Le dritte del tecnico: Gestione estiva dell’acqua nel TMR
Nel lavoro quotidiano di stalla, la teoria nutrizionale deve integrarsi con la praticità operativa[CP4.1], specialmente durante la stagione estiva quando le temperature sfiorano i 40 gradi. Sebbene l’aggiunta di acqua sia fondamentale per raggiungere il 45-50% di SS e garantire l’”effetto colla”, nei mesi caldi l’umidità elevata abbinata alle alte temperature ambiente innesca un grave rischio: la proliferazione incontrollata di lieviti e muffe e la conseguente fermentazione secondaria della massa sia nel carro che in mangiatoia. Il TMR che si surriscalda perde appetibilità, sviluppa odori sgradevoli per l’animale e, di conseguenza, causa un crollo immediato dell’ingestione. Le contromisure pratiche da poter adattare sono lo spostamento dell’orario di alimentazione, che prevedere la distribuzione della razione principale nelle ore più fresche della giornata, preferibilmente al tramonto o nelle prime ore della sera, quando la temperatura scende e gli animali mostrano il picco di appetito.
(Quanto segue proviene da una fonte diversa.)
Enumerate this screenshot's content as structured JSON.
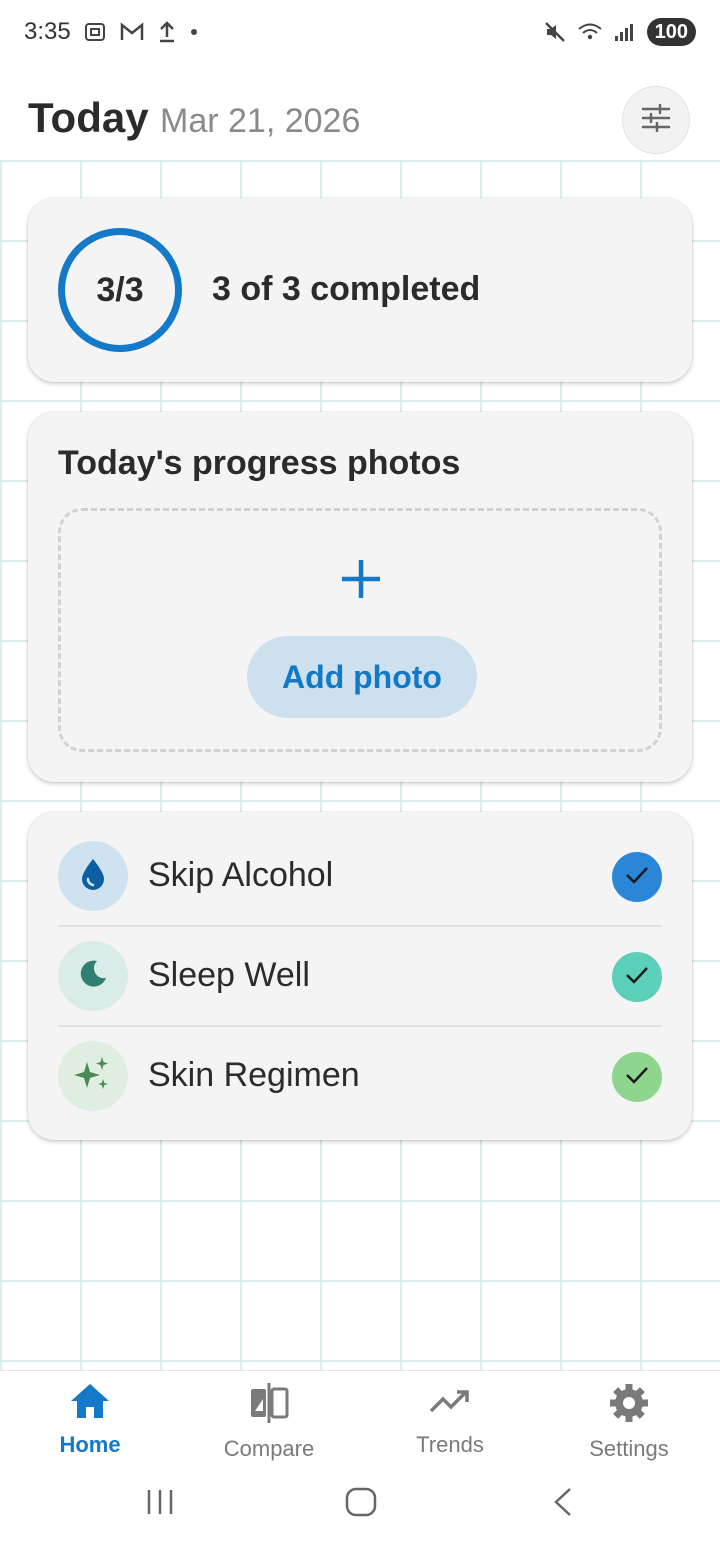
{
  "status_bar": {
    "time": "3:35",
    "battery": "100",
    "icons": [
      "screenshot-icon",
      "gmail-icon",
      "upload-icon",
      "dot-icon",
      "mute-icon",
      "wifi-icon",
      "signal-icon"
    ]
  },
  "header": {
    "title": "Today",
    "date": "Mar 21, 2026",
    "filter_icon": "sliders-icon"
  },
  "progress": {
    "ring_label": "3/3",
    "summary": "3 of 3 completed",
    "completed": 3,
    "total": 3
  },
  "photos": {
    "title": "Today's progress photos",
    "add_button": "Add photo"
  },
  "habits": [
    {
      "label": "Skip Alcohol",
      "icon": "drop-icon",
      "icon_color": "#0d5fa3",
      "icon_bg": "#cfe2f0",
      "check_color": "#2a86d6",
      "checked": true
    },
    {
      "label": "Sleep Well",
      "icon": "moon-icon",
      "icon_color": "#2f7f72",
      "icon_bg": "#d9ece8",
      "check_color": "#5ccfb8",
      "checked": true
    },
    {
      "label": "Skin Regimen",
      "icon": "sparkle-icon",
      "icon_color": "#4a8a56",
      "icon_bg": "#dfeee0",
      "check_color": "#8ed68e",
      "checked": true
    }
  ],
  "nav": {
    "items": [
      {
        "label": "Home",
        "icon": "home-icon",
        "active": true
      },
      {
        "label": "Compare",
        "icon": "compare-icon",
        "active": false
      },
      {
        "label": "Trends",
        "icon": "trending-icon",
        "active": false
      },
      {
        "label": "Settings",
        "icon": "gear-icon",
        "active": false
      }
    ]
  },
  "colors": {
    "accent": "#1479c9",
    "grid": "#d6eeee",
    "card": "#f4f4f4"
  }
}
Nell’acqua di bagnatura del carro miscelatore è utile inserire dei conservanti organici, quali acidi organici a catena corta, in particolare acido propionico o sali di propionato, per inibire la proliferazione batterica e stabilizzare il TMR fino a 24 ore. Fondamentale è inoltre l’igiene della mangiatoia o dei nastri trasportatori, asportando quotidianamente ogni residuo della razione precedente prima di scaricare il TMR fresco. I residui caldi e fermentati agiscono da “innesco” batterico accelerando il deterioramento del nuovo unifeed.
Conclusioni
In conclusione, il successo dell’unifeed negli allevamenti ovicaprini non dipende da complesse alchimie, ma dalla rigorosa ed ordinaria applicazione di poche e semplici regole pratiche nella preparazione del piatto unico, al fine di contrastare la selezione da parte degli animali e i conseguenti disturbi metabolici.
In questo scenario, la figura del tecnico nutrizionista si rivela assolutamente fondamentale. Il tecnico non si limita a formulare la razione “sulla carta”, ma affianca costantemente l’allevatore nel lavoro di stalla: analizza la granulometria del TMR fresco e del residuo, valuta la qualità e lo stato di conservazione dei foraggi aziendali, tara i parametri del carro miscelatore e suggerisce i correttivi gestionali necessari nelle diverse fasi produttive e stagionali. Questo supporto operativo continuo rappresenta il vero ponte tra la teoria nutrizionale, la salute del gregge e la redditività economica dell’azienda.